Published in final edited form as: Cancer Res. 2016 Dec 28;77(6):1416–1426. doi: 10.1158/0008-5472.CAN-16-0847

Figure 3.

Figure 3

Combined Smo and CXCR4 antagonism is more efficacious than Smo antagonism alone against SmoA1 medulloblastoma. A, Primary SmoA1 tumor cell isolates (n = 5 tumors) were used to generate five cohorts of 20 to 25 immunocompetent C57Bl/6J mice bearing subcutaneous tumor implants. Mice from each cohort were separated into four treatment groups yielding final treatment numbers of vehicle (VEH; n = 19), AMD3100 (n = 21), GDC-0449 (n = 21), and AMD3100/GDC-0449 (n = 23). Mice were treated with the indicated drug for 3 consecutive days (arrowheads), followed by 5 days of no treatment. This dosage schedule was repeated for a total of three treatment periods prior to tumor harvest.
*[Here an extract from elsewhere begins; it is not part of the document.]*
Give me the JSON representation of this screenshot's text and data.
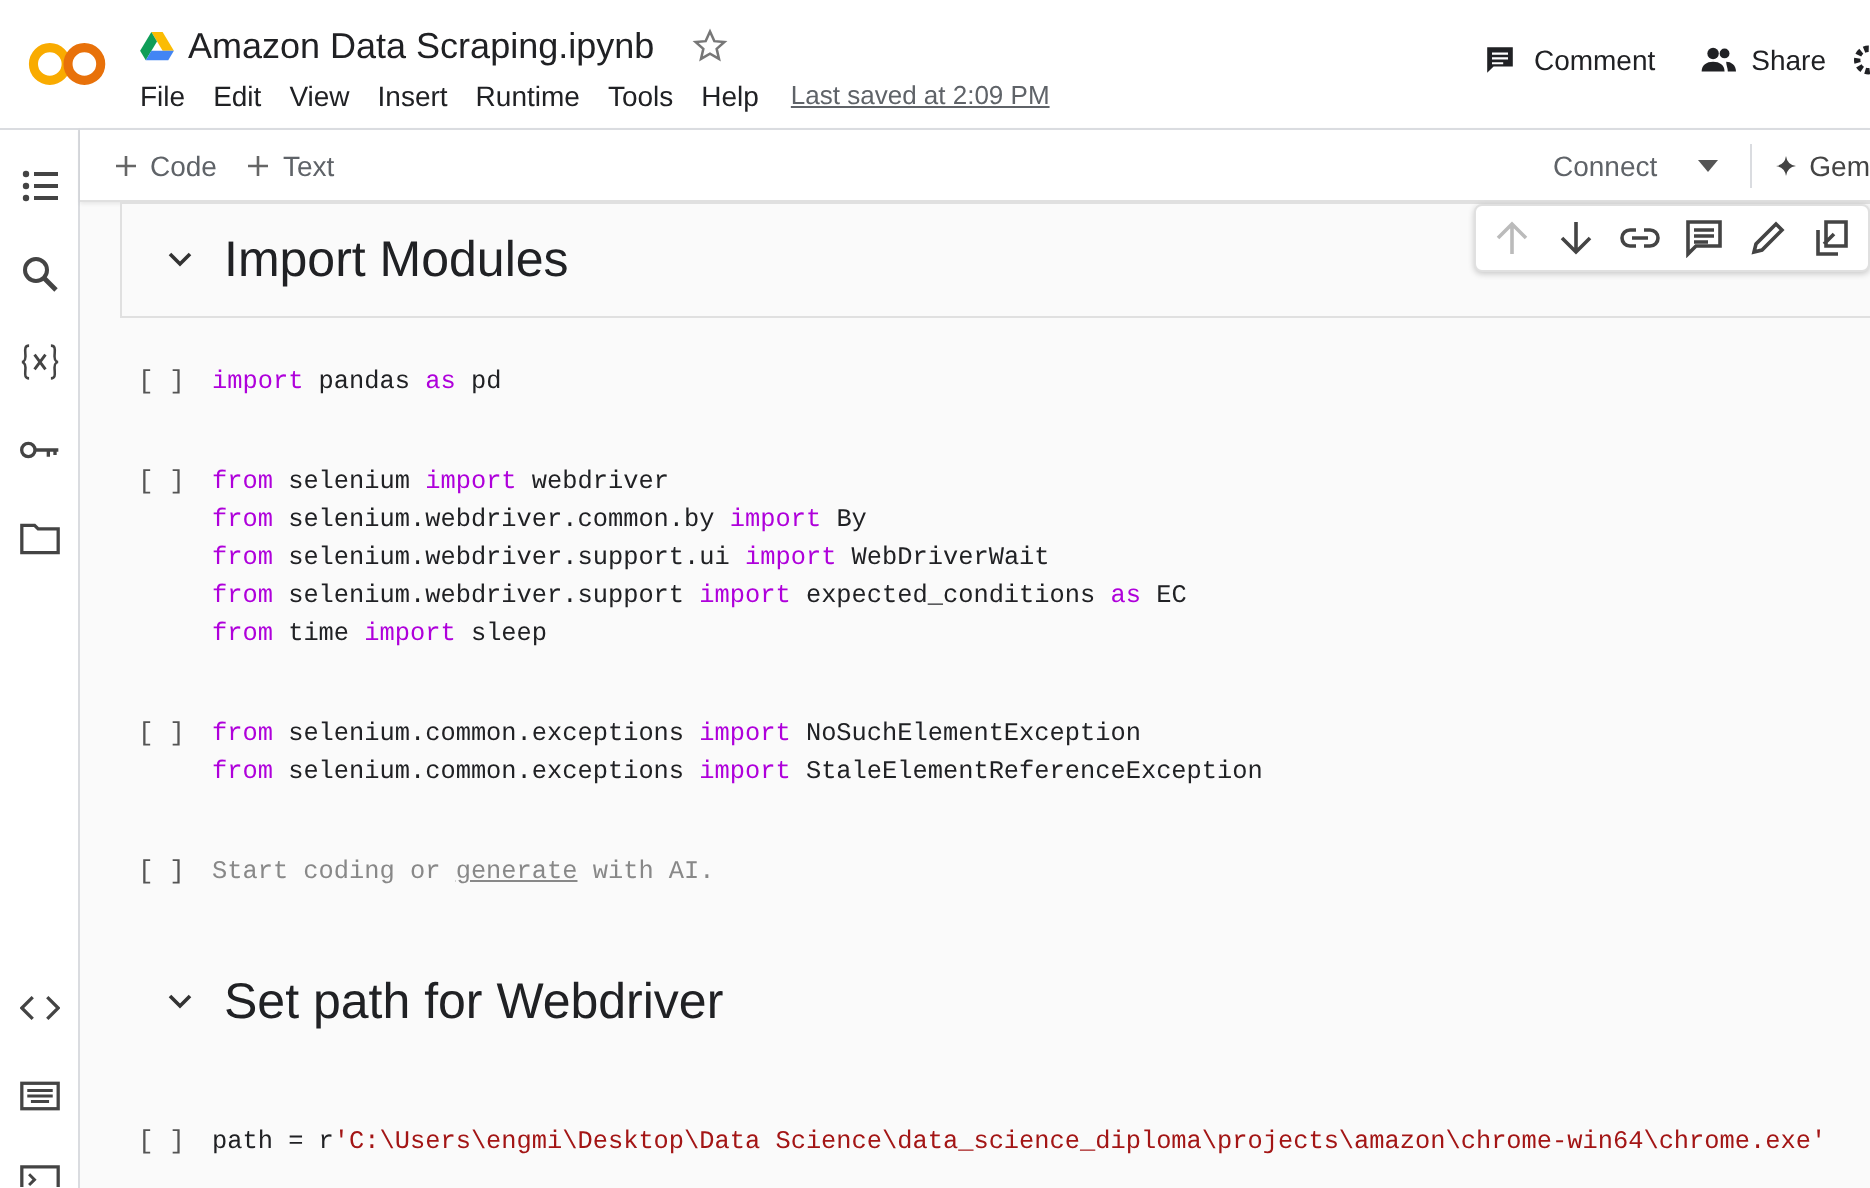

Tumors were measured daily, blinded to treatment group, using digital calipers in three dimensions (width, height, and length), and all measurements were normalized to the tumor size at day 0 (pretreatment). ***, P < 0.001 comparing GDC-0449–treated tumors and AMD3100/GDC-0449–treated tumors, two-way ANOVA. B, Representative images of BrdUrd labeling (red) in each of the treatment groups. Nuclei were counterstained with DAPI. BrdUrd-positive and total nuclei were counted in sections from three separate mice from each treatment group. Quantification of the mean and SEM of the numbers of positive nuclei per high powered fields are shown. Both GDC-0449 and AMD3100/GDC-0449 treatments significantly reduced the numbers of BrdUrd-positive nuclei. The combined treatment suppressed BrdUrd incorporation more than GDC alone (*, P < 0.05, as determined by two-tailed t test). C, Representative images of Nmyc or no primary control (Con) immunostaining from each of the treatment groups. Scale bar, 100 μm.